27. THE ENTIRE PLACE WAS STOCKED FOR THE END OF THE WORLD.
“Was just beginning to see this girl in high school, we’ll call her Sara. After a few weeks she invited me over to her house for dinner. Classic Valley family, pretty Christian, all blonde, dad’s a construction worker, mom’s a hairdresser, live on a dirt road.
Anyway so my mom drops me off at their place all the way out of town. I meet them, we chat, everything’s going well as we talk about current events. Since it’s early November of 2012, I start joking about how stupid it is that people think the world is going to end next month.
‘SHUT UP.’
You could hear a pin drop after that comment.
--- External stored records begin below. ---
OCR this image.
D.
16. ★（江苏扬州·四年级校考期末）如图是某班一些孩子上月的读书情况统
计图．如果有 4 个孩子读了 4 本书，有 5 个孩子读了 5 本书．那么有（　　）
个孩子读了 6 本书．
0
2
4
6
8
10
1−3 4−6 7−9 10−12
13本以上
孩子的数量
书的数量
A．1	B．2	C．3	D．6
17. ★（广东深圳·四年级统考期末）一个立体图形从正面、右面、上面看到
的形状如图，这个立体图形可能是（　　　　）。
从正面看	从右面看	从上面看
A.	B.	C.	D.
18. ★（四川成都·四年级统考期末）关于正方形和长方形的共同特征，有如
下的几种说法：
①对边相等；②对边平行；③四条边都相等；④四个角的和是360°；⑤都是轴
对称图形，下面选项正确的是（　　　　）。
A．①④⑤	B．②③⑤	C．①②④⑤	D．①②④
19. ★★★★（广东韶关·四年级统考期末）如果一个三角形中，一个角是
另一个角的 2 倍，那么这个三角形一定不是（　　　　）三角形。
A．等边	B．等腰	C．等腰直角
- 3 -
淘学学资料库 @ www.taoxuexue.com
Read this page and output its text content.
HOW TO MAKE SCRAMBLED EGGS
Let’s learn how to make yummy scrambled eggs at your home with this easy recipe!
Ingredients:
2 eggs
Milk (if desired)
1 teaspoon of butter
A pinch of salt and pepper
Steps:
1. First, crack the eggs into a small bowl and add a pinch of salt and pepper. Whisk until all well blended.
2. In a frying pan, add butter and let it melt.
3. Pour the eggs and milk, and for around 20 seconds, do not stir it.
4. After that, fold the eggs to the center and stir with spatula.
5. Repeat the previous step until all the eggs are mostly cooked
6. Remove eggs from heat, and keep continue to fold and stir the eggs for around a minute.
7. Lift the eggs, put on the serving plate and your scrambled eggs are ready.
Total silence. Sara is just glaring at me, her sister staring at her dad who is also staring at me. And I mean the angry dad stare. Oh fuck, what did I do? Then her mom starts bawling and leaves the table. ‘Whats wrong?’ I ask. ‘SHUT UP!’ her sister yells again. I excuse myself to the washroom. I know I’ve fucked up and should just go home but teenage me is trying to think what I could do to recover this night and turn it into getting some ass. When I come out Sara is waiting for me, explains that her mom is just sensitive to the idea of big depressing death stories like those and doesn’t like how sometimes she feels like she can’t get away from it, even when the TV is off. Okay, makes sense….So I tell Sara I’m sorry, she said it’s okay and that we should just go downstairs and watch I movie in the basement. Booyaa, night recovered.
Until I went to said basement.
THE ENTIRE PLACE WAS STOCKED FOR THE END OF THE WORLD. GUNS, FOOD, RAFTS, MAPS, EVERYTHING. I tried to play it off and ask what they were for, hoping a sane answer. ‘For when God will wash the wrong. We’re just being prepared.’ She replied.
I walked 20 miles home down the highway that night.”